Naked City

Dessau Dispute

Transit and traffic concerns prompted City Council Members Beverly Griffith and Danny Thomas to vote once again to reject a zoning change for a proposed 30-unit, affordable housing development and childcare center on Dessau Road. On Nov. 8, Thomas voted no and Griffith abstained on the project's second reading, leaving project developers Community Partnership for the Homeless a vote short of the six they needed for approval.

Thomas was vexed by the site's lack of bus routes to accommodate residents, who will earn below 50% of the city's median income. However, Cap Metro spokesman Ted Burton said the agency has agreed to help Community Partnership develop alternative transportation programs for the site, such as vanpools and special services for the development's projected 20% disabled population. "Certainly there are viable alternatives [to bus routes]," he said. "Residents could establish their own program."

Community Partnership attorney Michael Whellan believes the real issue is location. "Some council members clearly want this project in Colony Park," Whellan said. "But Colony Park is not a mixed-income neighborhood. We believe it's time for affordable housing to exist in a mixed-income neighborhood." Adds Community Partnership Executive Director Alison Schmidt: "This is a nice, safe, beautiful neighborhood bound by a creek. We're not putting all the poor people with the poor people, where there's very little visual inspiration to better yourself." The nonprofit is raising the project's entire $4.6 million expense and expects to have the full portfolio completed by early next year.

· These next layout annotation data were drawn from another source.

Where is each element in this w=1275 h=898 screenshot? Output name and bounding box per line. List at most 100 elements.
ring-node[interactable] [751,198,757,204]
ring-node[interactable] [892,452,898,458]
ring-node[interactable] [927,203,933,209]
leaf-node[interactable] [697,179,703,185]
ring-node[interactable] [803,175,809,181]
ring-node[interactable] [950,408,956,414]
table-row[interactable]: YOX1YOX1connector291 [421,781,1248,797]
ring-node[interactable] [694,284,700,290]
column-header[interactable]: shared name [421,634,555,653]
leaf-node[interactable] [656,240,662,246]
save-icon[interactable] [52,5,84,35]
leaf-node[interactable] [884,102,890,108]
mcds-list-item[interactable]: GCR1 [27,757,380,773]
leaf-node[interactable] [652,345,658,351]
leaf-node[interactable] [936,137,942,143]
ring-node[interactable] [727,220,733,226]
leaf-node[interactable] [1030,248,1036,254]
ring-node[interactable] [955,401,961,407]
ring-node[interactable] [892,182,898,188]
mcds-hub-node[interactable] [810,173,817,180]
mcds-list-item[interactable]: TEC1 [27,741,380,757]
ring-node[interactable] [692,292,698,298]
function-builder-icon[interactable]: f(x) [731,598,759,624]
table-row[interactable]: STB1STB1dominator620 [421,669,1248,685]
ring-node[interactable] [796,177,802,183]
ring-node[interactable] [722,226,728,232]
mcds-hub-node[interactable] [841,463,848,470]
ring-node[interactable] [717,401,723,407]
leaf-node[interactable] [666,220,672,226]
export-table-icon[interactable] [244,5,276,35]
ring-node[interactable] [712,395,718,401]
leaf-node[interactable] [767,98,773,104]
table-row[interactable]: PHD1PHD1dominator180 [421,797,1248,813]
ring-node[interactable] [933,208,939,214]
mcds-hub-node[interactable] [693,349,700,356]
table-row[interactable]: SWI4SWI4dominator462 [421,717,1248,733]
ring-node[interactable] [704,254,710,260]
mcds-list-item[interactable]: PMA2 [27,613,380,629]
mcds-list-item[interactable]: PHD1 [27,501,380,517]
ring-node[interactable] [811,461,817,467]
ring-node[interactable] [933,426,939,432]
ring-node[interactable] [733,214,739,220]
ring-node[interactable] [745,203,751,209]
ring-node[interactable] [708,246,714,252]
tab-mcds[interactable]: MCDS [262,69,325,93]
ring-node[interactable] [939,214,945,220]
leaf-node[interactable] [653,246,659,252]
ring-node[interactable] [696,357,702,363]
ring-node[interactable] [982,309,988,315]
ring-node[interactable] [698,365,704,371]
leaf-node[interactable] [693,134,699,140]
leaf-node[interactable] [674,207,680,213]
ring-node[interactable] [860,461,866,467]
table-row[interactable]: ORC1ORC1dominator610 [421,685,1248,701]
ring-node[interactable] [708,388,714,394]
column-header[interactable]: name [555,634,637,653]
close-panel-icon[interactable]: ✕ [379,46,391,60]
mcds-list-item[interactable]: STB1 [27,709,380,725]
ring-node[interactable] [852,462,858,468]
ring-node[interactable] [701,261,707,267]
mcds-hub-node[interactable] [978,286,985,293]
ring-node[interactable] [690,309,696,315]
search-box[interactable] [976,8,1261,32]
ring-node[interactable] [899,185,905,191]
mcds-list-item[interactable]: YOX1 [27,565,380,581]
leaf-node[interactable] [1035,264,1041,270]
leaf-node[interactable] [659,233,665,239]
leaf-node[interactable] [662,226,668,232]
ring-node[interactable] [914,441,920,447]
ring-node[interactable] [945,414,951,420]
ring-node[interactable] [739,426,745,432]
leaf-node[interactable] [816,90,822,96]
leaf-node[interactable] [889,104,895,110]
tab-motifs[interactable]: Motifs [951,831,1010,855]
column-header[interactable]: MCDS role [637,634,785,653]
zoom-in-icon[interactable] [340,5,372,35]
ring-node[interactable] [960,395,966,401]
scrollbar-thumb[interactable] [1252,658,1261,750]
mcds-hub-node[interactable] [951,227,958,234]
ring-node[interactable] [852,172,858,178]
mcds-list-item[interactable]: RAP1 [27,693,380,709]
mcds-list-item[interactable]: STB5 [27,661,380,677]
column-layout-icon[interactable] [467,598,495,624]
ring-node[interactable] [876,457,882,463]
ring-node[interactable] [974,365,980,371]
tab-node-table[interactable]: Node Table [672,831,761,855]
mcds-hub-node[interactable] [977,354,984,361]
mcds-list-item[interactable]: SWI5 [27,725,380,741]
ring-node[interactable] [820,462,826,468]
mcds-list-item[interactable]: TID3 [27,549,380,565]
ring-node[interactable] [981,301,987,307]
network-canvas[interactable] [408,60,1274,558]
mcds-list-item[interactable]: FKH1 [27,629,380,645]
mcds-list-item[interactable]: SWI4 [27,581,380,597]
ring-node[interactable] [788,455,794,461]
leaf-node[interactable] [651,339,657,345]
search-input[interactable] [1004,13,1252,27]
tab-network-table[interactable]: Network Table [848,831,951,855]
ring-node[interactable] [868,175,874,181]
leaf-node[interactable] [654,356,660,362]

Griffith, who denies suggesting Colony Park over other locations, considers Community Partnership's project "a beautiful concept." But in October, she got a letter from Joe Gieselman, executive manager of Travis County Transportation and Natural Resources, stating that the portion of Dessau Rd. adjacent to the proposed development was situated on a steep grade near a curve in a 50mph speed limit zone. Gieselman also cited poor sight distance at a nearby intersection. "I have voted for every affordable housing project that has ever come up," said Griffith. "Let's do this -- but on safe ground."

Although Gieselman's letter states no one from the county had yet seen project plans, he concluded that the combination of high speeds and steep grades would discourage his department from granting a median break for a driveway leading to the property, or driveway access onto Dessau. According to Burton, Cap Metro reps who actually visited the site also found serious safety concerns with the curve.